Once the body had been taken away, Florrie bounded out and began scrabbling in the death-blanket. Elinor assumed this was a doggy farewell to a friend and companion. But Florrie was simply looking for the chicken.
I like to think that my wife would react differently to my own demise. In the end a dog – even the Dog – is just a dog. And very happy like that they are.
2
An Imprudent Affection
‘THUS IT WAS Melissa who figured it out, sensed it, before he did. Zannis must have dozed because, just after dawn, she growled, a subdued, speculative sort of growl – what’s this? And Zannis woke up.
‘Melissa? What goes on?’
She stood at the window, out there, turned her head and stared at him as he unwound himself from the snarled bedding. What had caught her attention, he realized, were voices, coming from below, on Santaroza Lane. Agitated, fearful voices. Somebody across the street had a window open and the radio on.
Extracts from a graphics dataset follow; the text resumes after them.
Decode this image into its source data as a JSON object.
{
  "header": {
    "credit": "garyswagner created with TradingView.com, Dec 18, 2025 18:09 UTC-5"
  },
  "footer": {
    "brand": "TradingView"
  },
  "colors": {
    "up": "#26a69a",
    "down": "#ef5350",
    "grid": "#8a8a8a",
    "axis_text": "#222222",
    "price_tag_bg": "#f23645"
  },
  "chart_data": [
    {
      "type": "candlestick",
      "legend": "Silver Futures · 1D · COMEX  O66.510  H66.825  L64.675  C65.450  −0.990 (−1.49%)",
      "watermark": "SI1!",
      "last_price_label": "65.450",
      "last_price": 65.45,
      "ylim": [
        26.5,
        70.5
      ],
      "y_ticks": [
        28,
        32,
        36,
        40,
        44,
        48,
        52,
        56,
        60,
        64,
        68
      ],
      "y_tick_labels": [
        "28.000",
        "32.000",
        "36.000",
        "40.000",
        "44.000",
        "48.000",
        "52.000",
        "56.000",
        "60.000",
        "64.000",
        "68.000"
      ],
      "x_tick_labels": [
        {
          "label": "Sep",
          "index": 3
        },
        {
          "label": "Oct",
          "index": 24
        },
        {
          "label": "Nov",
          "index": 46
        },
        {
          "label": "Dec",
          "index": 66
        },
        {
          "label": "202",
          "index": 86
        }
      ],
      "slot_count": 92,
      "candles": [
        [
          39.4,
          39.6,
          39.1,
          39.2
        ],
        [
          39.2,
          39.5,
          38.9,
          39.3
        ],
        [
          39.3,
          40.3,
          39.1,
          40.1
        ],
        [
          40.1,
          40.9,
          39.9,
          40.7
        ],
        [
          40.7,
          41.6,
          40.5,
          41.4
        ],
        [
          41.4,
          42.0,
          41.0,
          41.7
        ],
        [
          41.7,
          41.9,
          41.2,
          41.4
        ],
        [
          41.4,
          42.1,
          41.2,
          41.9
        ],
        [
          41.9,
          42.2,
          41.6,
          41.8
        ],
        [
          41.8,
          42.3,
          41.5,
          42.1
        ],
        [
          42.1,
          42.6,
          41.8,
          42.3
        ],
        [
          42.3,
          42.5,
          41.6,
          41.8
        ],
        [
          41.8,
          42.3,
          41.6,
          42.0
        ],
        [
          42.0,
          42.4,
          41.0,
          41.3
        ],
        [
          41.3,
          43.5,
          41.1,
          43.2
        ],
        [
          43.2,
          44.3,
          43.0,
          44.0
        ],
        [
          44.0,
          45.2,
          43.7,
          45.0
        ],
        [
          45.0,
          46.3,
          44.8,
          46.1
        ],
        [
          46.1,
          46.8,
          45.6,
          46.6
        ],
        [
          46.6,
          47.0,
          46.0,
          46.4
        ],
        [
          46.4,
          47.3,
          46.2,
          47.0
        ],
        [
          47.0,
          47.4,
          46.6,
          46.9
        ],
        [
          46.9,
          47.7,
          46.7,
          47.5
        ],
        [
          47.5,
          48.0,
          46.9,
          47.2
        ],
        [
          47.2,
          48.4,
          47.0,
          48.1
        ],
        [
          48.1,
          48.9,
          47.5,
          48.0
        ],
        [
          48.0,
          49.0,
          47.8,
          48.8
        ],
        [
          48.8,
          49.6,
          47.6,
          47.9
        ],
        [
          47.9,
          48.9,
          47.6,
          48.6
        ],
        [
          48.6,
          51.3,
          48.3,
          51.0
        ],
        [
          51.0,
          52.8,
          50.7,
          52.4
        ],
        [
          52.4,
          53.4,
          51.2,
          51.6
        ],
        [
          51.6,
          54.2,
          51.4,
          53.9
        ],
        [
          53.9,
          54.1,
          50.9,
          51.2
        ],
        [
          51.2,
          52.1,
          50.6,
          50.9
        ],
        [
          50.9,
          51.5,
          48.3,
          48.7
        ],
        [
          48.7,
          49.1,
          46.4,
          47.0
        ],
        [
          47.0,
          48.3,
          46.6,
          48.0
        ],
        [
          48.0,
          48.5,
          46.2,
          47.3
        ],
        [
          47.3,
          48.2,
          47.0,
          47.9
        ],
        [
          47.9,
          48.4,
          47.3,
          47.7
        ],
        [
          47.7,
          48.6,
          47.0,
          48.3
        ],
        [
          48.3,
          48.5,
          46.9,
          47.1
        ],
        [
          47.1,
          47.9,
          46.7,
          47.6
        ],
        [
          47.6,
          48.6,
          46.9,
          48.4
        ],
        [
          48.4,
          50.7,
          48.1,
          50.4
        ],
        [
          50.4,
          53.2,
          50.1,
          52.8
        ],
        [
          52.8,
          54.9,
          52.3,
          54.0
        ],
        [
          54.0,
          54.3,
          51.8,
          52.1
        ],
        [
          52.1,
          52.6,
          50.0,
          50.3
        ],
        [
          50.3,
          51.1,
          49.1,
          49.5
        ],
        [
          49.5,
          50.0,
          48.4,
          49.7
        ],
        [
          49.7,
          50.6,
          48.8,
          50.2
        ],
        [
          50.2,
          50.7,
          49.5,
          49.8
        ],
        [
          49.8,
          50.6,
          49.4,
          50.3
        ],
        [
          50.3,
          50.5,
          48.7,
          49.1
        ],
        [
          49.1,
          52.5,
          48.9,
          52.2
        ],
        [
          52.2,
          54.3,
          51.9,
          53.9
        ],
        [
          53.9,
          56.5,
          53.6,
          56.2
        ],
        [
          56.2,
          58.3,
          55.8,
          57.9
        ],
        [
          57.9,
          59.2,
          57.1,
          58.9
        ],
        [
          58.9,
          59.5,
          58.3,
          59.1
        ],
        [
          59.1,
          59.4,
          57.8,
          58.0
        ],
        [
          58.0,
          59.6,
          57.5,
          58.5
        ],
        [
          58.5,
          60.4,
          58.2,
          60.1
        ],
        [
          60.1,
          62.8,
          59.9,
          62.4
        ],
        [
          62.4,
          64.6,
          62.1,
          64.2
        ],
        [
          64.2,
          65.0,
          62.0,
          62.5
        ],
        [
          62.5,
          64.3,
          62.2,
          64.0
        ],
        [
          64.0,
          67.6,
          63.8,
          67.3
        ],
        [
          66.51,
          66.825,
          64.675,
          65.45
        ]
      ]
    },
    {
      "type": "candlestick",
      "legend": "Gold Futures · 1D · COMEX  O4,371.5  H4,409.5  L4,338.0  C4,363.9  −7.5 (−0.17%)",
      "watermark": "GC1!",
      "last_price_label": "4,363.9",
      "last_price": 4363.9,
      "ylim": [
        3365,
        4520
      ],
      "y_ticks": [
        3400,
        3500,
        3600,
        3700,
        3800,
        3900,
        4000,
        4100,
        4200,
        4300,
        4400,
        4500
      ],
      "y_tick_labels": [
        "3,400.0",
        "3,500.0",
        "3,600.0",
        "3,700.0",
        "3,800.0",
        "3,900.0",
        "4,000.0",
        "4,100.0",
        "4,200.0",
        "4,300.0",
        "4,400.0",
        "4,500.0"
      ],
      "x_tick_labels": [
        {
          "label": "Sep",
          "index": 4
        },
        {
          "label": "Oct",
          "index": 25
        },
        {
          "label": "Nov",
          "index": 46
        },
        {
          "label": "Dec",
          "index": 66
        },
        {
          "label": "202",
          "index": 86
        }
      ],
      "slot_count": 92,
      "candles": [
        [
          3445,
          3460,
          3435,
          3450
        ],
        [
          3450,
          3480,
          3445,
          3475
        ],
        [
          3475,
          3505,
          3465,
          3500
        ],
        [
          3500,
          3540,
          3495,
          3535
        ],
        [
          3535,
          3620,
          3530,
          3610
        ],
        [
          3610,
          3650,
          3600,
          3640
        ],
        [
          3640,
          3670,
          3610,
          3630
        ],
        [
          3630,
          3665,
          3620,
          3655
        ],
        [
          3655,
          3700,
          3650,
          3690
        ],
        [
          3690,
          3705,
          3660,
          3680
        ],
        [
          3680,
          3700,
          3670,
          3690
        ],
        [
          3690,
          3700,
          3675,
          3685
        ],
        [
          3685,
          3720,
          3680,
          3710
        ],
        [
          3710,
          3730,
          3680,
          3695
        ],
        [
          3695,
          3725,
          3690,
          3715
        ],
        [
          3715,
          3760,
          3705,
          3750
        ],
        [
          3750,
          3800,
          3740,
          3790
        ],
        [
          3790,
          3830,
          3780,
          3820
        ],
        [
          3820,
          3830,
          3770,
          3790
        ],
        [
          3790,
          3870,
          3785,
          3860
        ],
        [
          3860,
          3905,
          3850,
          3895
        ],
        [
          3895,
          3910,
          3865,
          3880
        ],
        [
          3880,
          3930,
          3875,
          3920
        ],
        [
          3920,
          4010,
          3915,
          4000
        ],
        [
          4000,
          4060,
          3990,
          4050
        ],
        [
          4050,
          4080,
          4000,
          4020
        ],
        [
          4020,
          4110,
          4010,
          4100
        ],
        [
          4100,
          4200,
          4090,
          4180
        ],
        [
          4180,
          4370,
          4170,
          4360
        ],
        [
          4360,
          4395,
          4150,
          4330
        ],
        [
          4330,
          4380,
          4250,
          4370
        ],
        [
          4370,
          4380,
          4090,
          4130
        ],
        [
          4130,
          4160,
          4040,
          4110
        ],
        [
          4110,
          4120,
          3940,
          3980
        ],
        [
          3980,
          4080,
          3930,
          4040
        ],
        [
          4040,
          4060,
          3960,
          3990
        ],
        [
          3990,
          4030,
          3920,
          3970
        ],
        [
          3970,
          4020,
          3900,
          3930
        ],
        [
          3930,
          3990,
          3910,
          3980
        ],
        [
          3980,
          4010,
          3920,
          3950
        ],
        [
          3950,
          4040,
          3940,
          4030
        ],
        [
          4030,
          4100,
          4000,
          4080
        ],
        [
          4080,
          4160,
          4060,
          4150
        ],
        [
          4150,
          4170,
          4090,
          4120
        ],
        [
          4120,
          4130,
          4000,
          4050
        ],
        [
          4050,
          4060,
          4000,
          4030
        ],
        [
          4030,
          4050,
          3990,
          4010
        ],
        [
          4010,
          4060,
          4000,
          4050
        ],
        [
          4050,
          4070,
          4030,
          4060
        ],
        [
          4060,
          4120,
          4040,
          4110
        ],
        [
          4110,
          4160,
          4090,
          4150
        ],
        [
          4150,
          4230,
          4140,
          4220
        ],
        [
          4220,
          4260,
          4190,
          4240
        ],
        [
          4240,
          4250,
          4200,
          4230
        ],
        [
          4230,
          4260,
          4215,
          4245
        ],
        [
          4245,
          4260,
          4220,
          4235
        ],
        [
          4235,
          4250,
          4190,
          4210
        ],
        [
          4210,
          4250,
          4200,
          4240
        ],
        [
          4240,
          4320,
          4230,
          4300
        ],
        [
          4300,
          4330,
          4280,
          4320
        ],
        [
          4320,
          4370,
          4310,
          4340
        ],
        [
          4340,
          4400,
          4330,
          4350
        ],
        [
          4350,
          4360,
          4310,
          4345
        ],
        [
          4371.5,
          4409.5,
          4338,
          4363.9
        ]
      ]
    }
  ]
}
It wasn’t music – Zannis couldn’t make out the words but he could hear the tone of voice, pitched low and grim.’
The spy-writer Alan Furst has the hero’s dog announce the invasion of Greece by the Italians in 1940, a pivotal moment in his book Spies of the Balkans. I am a huge Furst fan: his prose h
as the stark clarity of a black-and-white photo (he is also clearly a dog-lover) and the way he uses Melissa here is characteristic of the subtlety that allows him to pack so much into his relatively short thrillers.
We meet her early in the book: she is a mountain dog, ‘a big girl, eighty pounds, with a thick soft black-and-white coat and a smooth face, long muzzle and beautiful eyes’, with strongly developed guard-dog instincts. Her daily routine goes like this: ‘Queen of the street, she started her morning by walking him [Zannis, the hero] a few blocks towards the office, to a point where, instinct told her, he was no longer in danger of being attacked by wolves. Next she returned home to protect the local kids on their way to school, then accompanied the postman on his rounds. That done, she would guard the chicken coop in a neighbour’s courtyard, head resting on massive paws.’
Zannis takes her to dinner with his mother once a week, and she emerges as a central figure in the easy-going pre-war life he enjoys as a policeman in the Greek port of Salonika. So, by giving her centre stage at the moment of high drama when the war arrives at Zannis’s front door, Furst gently reminds us of everything his hero has to lose.
The Palestinian writer Ghada Karmi pulls off the same trick in her memoir In Search of Fatima. Her dog Rex is held up as a kind of symbol of the life she enjoyed as the child of a professional Palestinian family in the Jerusalem of the mid-1940s, when the British ruled Palestine under a UN mandate. Believing firmly in British might and British good faith, the family are slow to accept the growing evidence that a Jewish state is inevitable. Living happily and comfortably, they are reluctant to believe that their lives could be disrupted by violence and war. When they are finally forced to accept reality, by the war of 1948, it is almost too late:
‘Ghada! Come on, come on, please!’ Rex inside the iron garden gate, she outside. The house with its empty veranda shuttered and closed, secretive and already mysterious, as if they had never lived there and it had never been their home. The fruit trees in the garden stark against the morning sky.